Esta realidad, genera un desgaste innecesario por el inerte debate sobre simples anuncios mediáticos; pero, especialmente, causa una dañina situación que detona en incertidumbre justificada en buena parte de los colombianos. Esto afecta la economía. Además, si a esos anuncios, le imprimen el tono de arenga y una actitud hostil gubernamental, flaco favor se hace al debate democrático.

Las multitudinarias y pacíficas marchas de esta semana, en rechazo a las “reformas” anunciadas, dan cuenta de que la incertidumbre social son una realidad, producto de la zozobra generada. Varios ministros y ministras, voceros y congresistas del Pacto Histórico, se equivocan utilizando una estrategia desordenada que da cuenta de un activismo desafiante y hostil en las redes sociales y no de un trabajo juicioso y serio. Incluido el ministro Ozuna, que parecía diferente.

A la incertidumbre por la ausencia de rigor en la formulación y presentación de propuestas gubernamentales, que permita conocerlas en su integridad y así poder estudiarlas y debatirlas democráticamente, se suma la cada vez más notoria actitud oficial de aplicar un doble rasero, que genera un daño mayor: desconfianza. El presidente Gabriel Boric, de la misma orilla ideológica del presidente Petro, señaló que existe un “doble estándar de la izquierda”, que da cuenta de que los partidos de esta orilla en Latinoamérica aplican el “doble rasero”.

Estos son algunos ejemplos domésticos que evidencian esa práctica: el mutismo frente al plagio del ministro Reyes, denunciado por Rodrigo Uprimny; lo propio, frente a los escándalos de contratación en EMCALI y la Alcaldía de Cali; la intervención en la elección del Contralor General; el nombramiento de embajadores que no son de carrera diplomática; el nombramiento de consejeras presidenciales sin experiencia; la creación de una nueva consejería presidencial; el nombramiento de personas con procesos penales en curso; la postura hostil frente a la pacífica marcha del 26S; los exóticos viajes de la primera dama; el racismo y clasismo selectivo; las pre-campañas presidenciales de alcaldes de izquierda en ejercicio; y, la diplomacia que esquiva la tozuda realidad de violación de los derechos humanos (DHH) en Nicaragua y Venezuela.

Sobre Venezuela, el informe de la ONU advierte que los servicios de inteligencia del gobierno Maduro, cometen “graves delitos y violaciones de los derechos humanos, incluidos actos de tortura y violencia sexual.”

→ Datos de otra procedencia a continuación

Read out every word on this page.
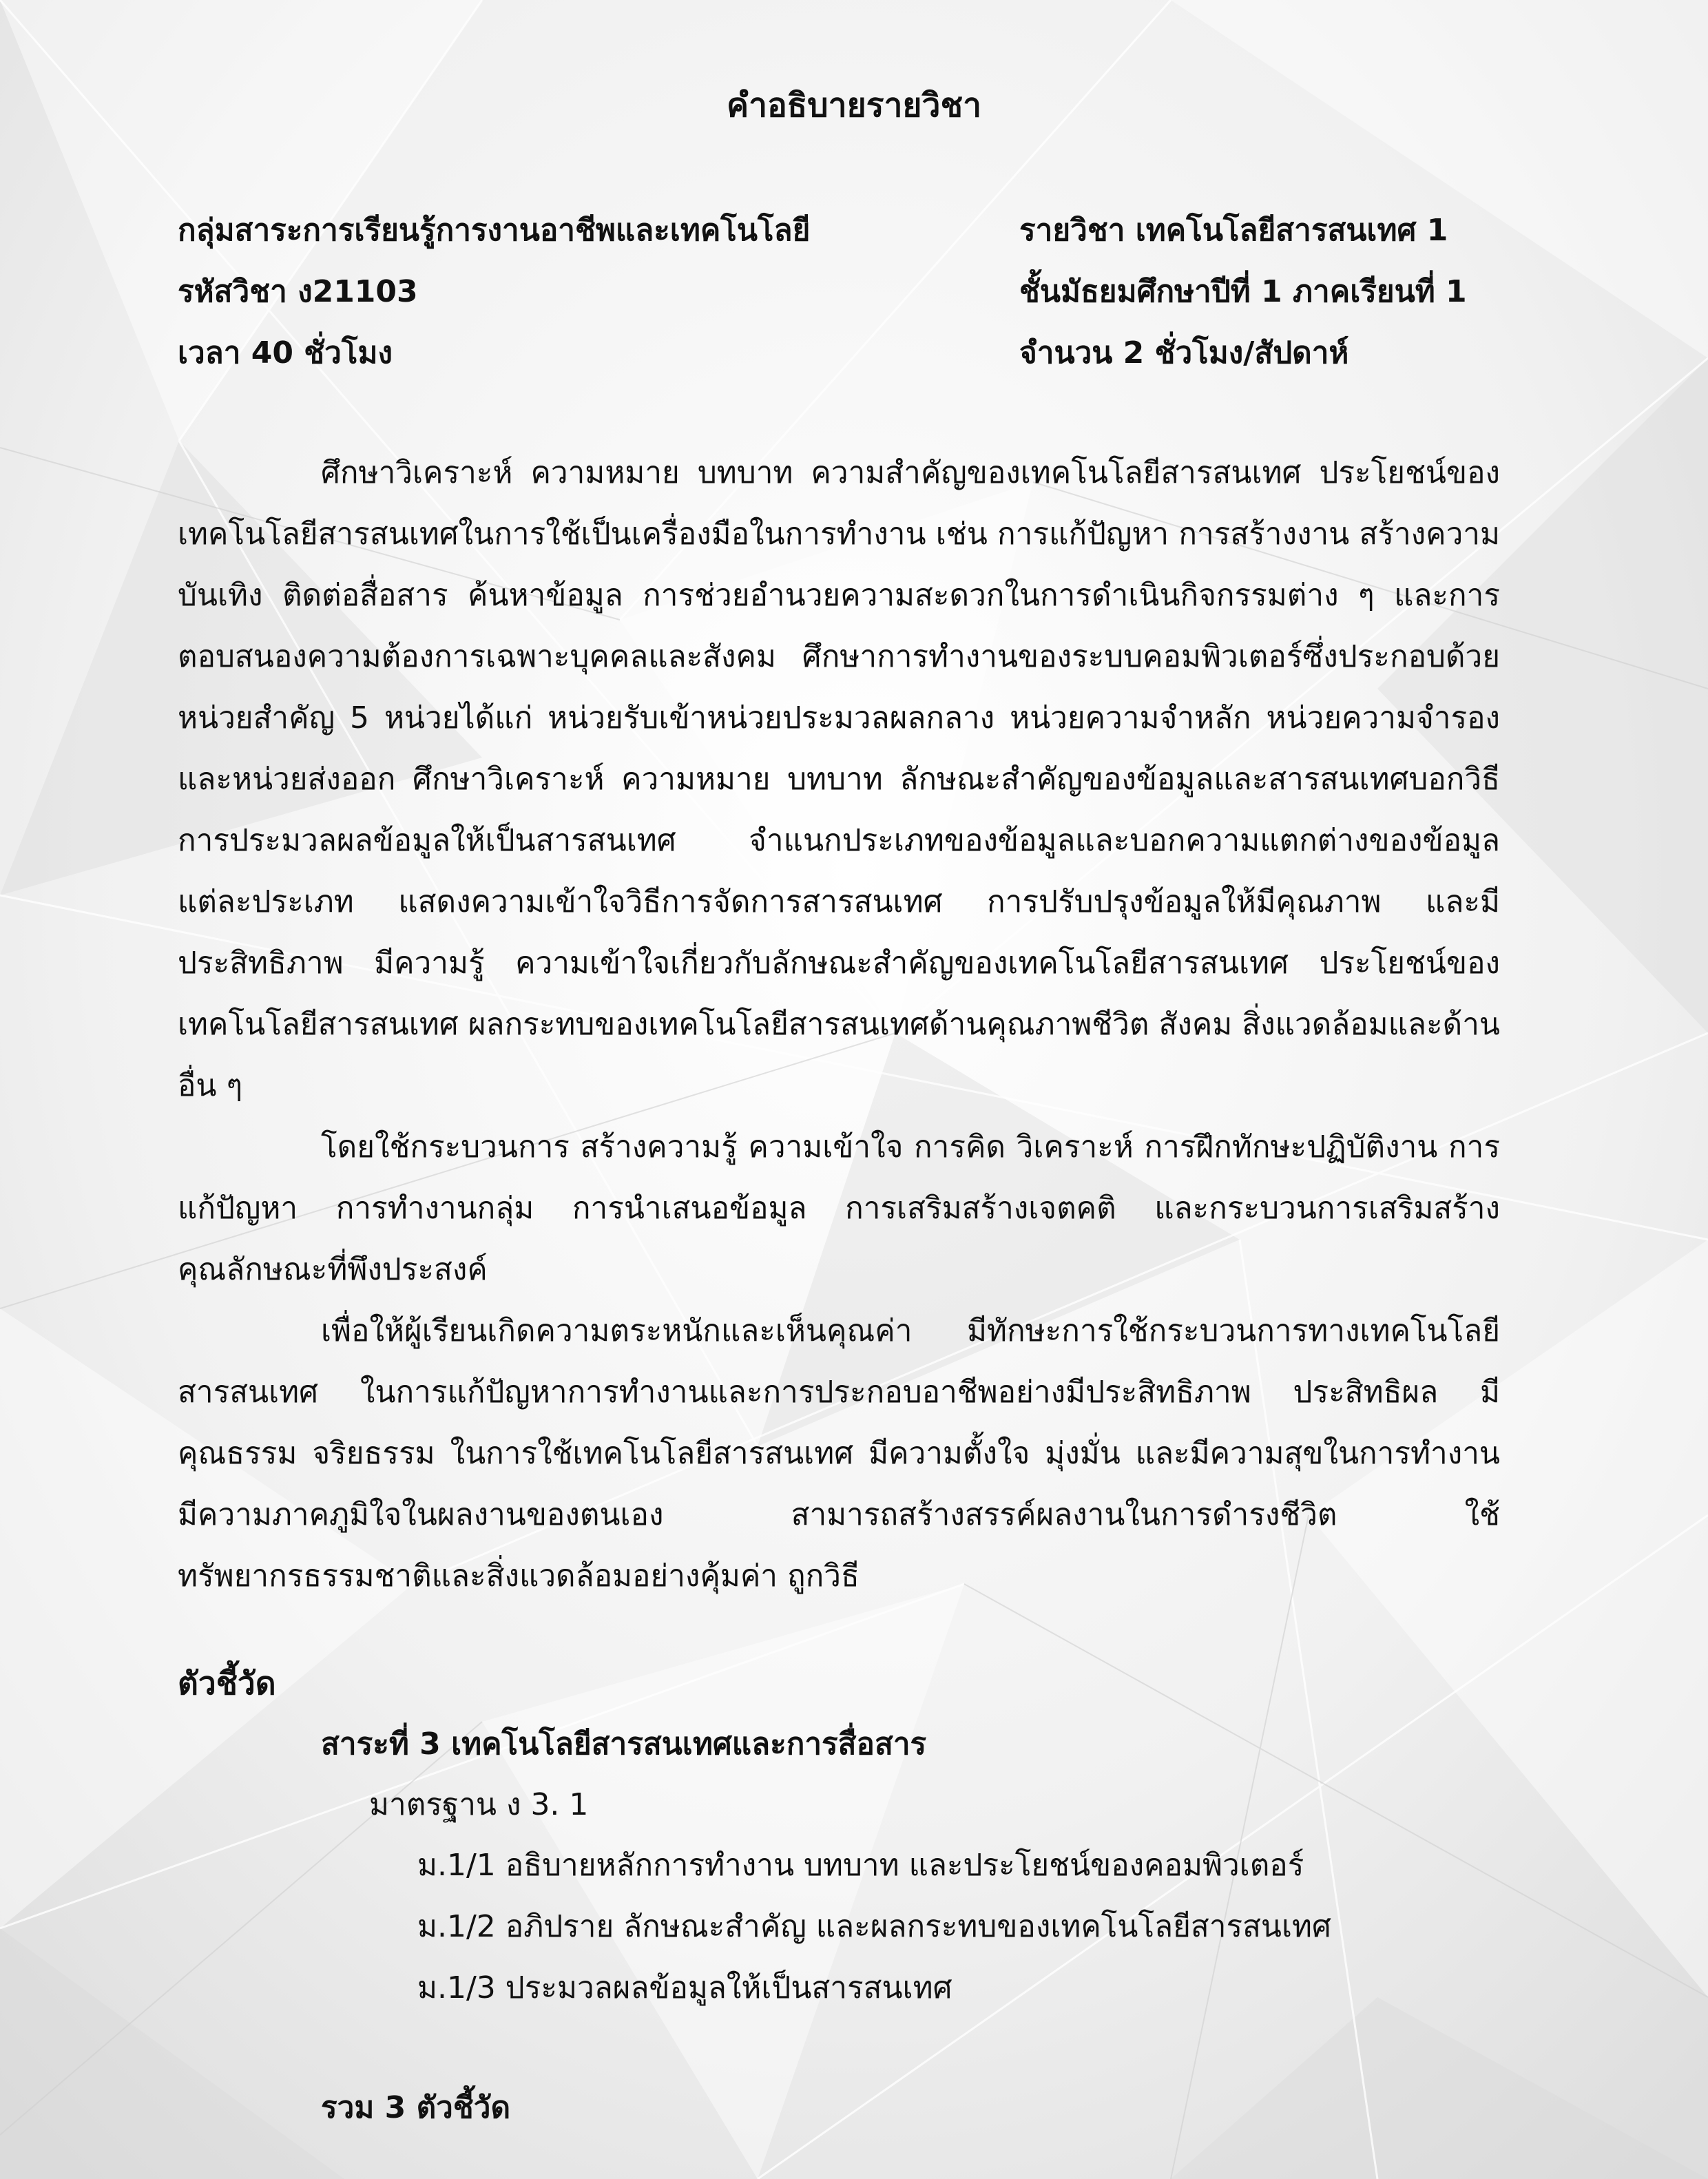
คำอธิบายรายวิชา
กลุ่มสาระการเรียนรู้การงานอาชีพและเทคโนโลยี
รหัสวิชา ง21103
เวลา 40 ชั่วโมง
รายวิชา เทคโนโลยีสารสนเทศ 1
ชั้นมัธยมศึกษาปีที่ 1 ภาคเรียนที่ 1
จำนวน 2 ชั่วโมง/สัปดาห์

ศึกษาวิเคราะห์ ความหมาย บทบาท ความสำคัญของเทคโนโลยีสารสนเทศ ประโยชน์ของเทคโนโลยีสารสนเทศในการใช้เป็นเครื่องมือในการทำงาน เช่น การแก้ปัญหา การสร้างงาน สร้างความบันเทิง ติดต่อสื่อสาร ค้นหาข้อมูล การช่วยอำนวยความสะดวกในการดำเนินกิจกรรมต่าง ๆ และการตอบสนองความต้องการเฉพาะบุคคลและสังคม ศึกษาการทำงานของระบบคอมพิวเตอร์ซึ่งประกอบด้วยหน่วยสำคัญ 5 หน่วยได้แก่ หน่วยรับเข้าหน่วยประมวลผลกลาง หน่วยความจำหลัก หน่วยความจำรองและหน่วยส่งออก ศึกษาวิเคราะห์ ความหมาย บทบาท ลักษณะสำคัญของข้อมูลและสารสนเทศบอกวิธีการประมวลผลข้อมูลให้เป็นสารสนเทศ จำแนกประเภทของข้อมูลและบอกความแตกต่างของข้อมูลแต่ละประเภท แสดงความเข้าใจวิธีการจัดการสารสนเทศ การปรับปรุงข้อมูลให้มีคุณภาพ และมีประสิทธิภาพ มีความรู้ ความเข้าใจเกี่ยวกับลักษณะสำคัญของเทคโนโลยีสารสนเทศ ประโยชน์ของเทคโนโลยีสารสนเทศ ผลกระทบของเทคโนโลยีสารสนเทศด้านคุณภาพชีวิต สังคม สิ่งแวดล้อมและด้านอื่น ๆ

โดยใช้กระบวนการ สร้างความรู้ ความเข้าใจ การคิด วิเคราะห์ การฝึกทักษะปฏิบัติงาน การแก้ปัญหา การทำงานกลุ่ม การนำเสนอข้อมูล การเสริมสร้างเจตคติ และกระบวนการเสริมสร้างคุณลักษณะที่พึงประสงค์

เพื่อให้ผู้เรียนเกิดความตระหนักและเห็นคุณค่า มีทักษะการใช้กระบวนการทางเทคโนโลยีสารสนเทศ ในการแก้ปัญหาการทำงานและการประกอบอาชีพอย่างมีประสิทธิภาพ ประสิทธิผล มีคุณธรรม จริยธรรม ในการใช้เทคโนโลยีสารสนเทศ มีความตั้งใจ มุ่งมั่น และมีความสุขในการทำงาน มีความภาคภูมิใจในผลงานของตนเอง สามารถสร้างสรรค์ผลงานในการดำรงชีวิต ใช้ทรัพยากรธรรมชาติและสิ่งแวดล้อมอย่างคุ้มค่า ถูกวิธี

ตัวชี้วัด
สาระที่ 3 เทคโนโลยีสารสนเทศและการสื่อสาร
มาตรฐาน ง 3. 1
ม.1/1 อธิบายหลักการทำงาน บทบาท และประโยชน์ของคอมพิวเตอร์
ม.1/2 อภิปราย ลักษณะสำคัญ และผลกระทบของเทคโนโลยีสารสนเทศ
ม.1/3 ประมวลผลข้อมูลให้เป็นสารสนเทศ
รวม 3 ตัวชี้วัด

Le asiste razón al presidente chileno, quién dice: “Realmente me molesta cuando eres de la izquierda y entonces condenas la violación de los derechos humanos en Yemen o en El Salvador, pero no puedes hablar de Venezuela o Nicaragua”.

El gobierno debe reformular esa estrategia y generar acciones reales de coordinación gubernamental que contribuyan a su efectividad y a generar confianza en la sociedad. La respuesta a las manifestaciones sociales de quienes gobiernan, no puede ser -como está pasando- en adoptar una actitud arrogante, simplista e infantil de anunciar que son capaces de hacer marchas gobiernistas más grandes, al estilo chavista. La respuesta democrática gubernamental, está obligada a escuchar y trabajar para todos. No hacerlo, augura una implosión al interior del gobierno o, más grave, una explosión social de verdad.